I loved critic’s insights though not as much as narratives. So, if the following is bitter, remember I’m more jilted lover than fair observer. When I was young, we spoke openly of our passion for our discipline, but now the academy discourages such talk, understandably fearing sentimentality. But is cynicism all that attractive? It is brittle. And thin. For isn’t “strange” as Gopnik privileges it, a superficial criteria? He condemns Gottschall, a literary critic who is breaking new ground in literary theory, as a “popularizer;” Gopnik speaks from his regular gig at The New Yorker as an academic and he’s probably right. More’s the pity.

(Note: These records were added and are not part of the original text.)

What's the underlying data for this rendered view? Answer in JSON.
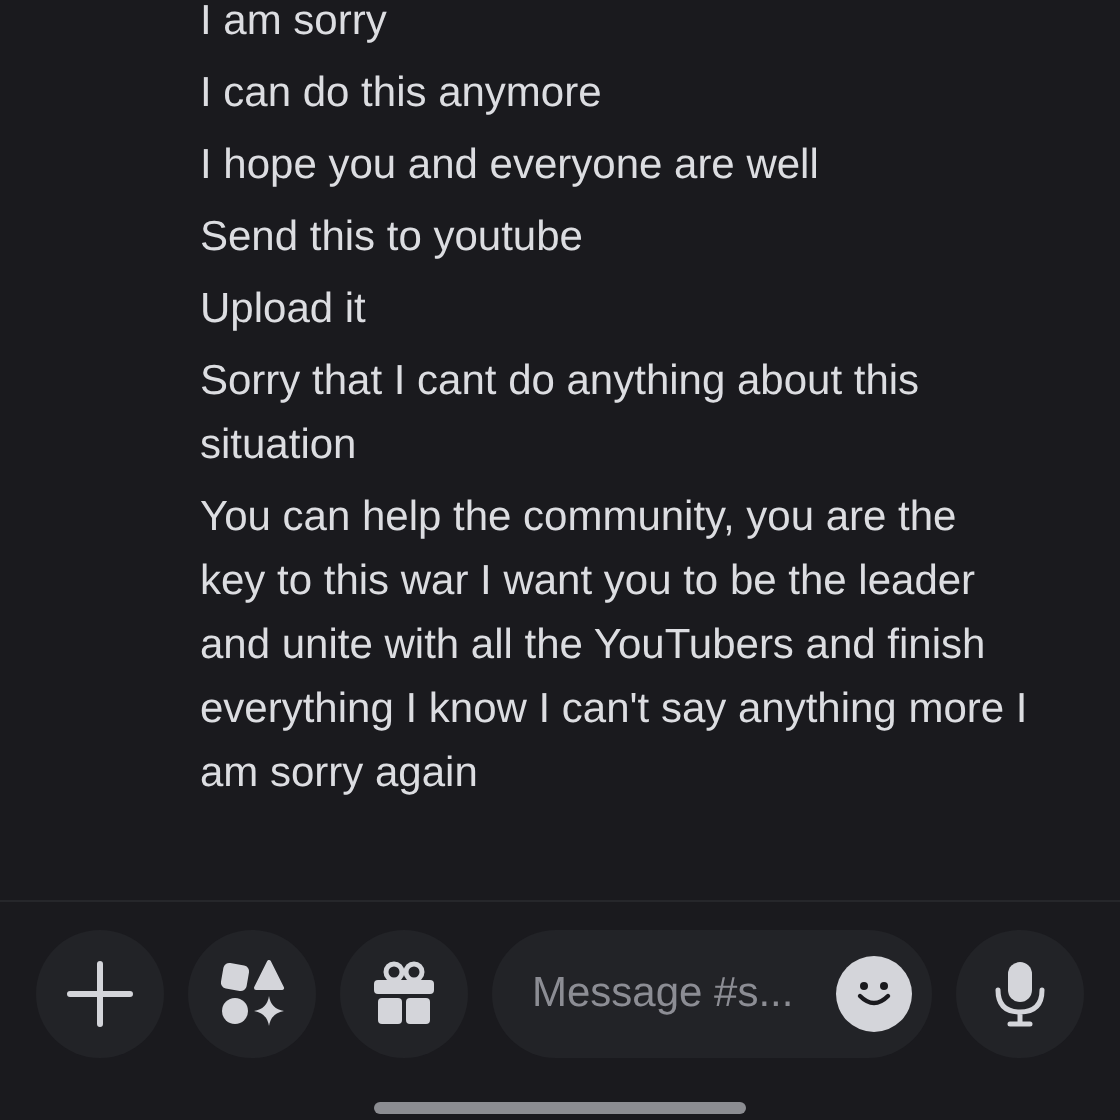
{
  "messages": [
    "I am sorry",
    "I can do this anymore",
    "I hope you and everyone are well",
    "Send this to youtube",
    "Upload it",
    "Sorry that I cant do anything about this situation",
    "You can help the community, you are the key to this war I want you to be the leader and unite with all the YouTubers and finish everything I know I can't say anything more I am sorry again"
  ],
  "composer": {
    "placeholder": "Message #s..."
  }
}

David Foster comments that empathy includes both our ability to understand others and what we do with that understanding. We recognize that maturity comes from broadening sympathies but we’ve all known con men (and, if unlucky, psychopaths) who read us rather well. But the generative subset of bio-criticism in which Gottschall works include “Theory of Mind” studies, especially Lisa Zunshine’s. It analyzes one literary signal of empathy: our ability to “think” as another. asking what does he think, what does she think he thinks, what does he think she thinks he thinks? But empathy is also part of a fiction writers’ ability. We take it for granted, though a genre with a bad reputation for wooden characters and contrived plots is “the novel of ideas.” Authors don’t make works “live” since characters are means rather than ends. Perhaps that happens when we professionalize our reading as well – the ideas we seek dominate our understanding of character. David posits “The career pressure in academia seem to be toward a very clinical, theoretical, and even cold approach to subjects…indeed, I wonder about the ratio of actual fiction-reading to the reading of other academic papers ABOUT fiction.” Critics shouldn’t “lose themselves in a good story” but keep their antennae up.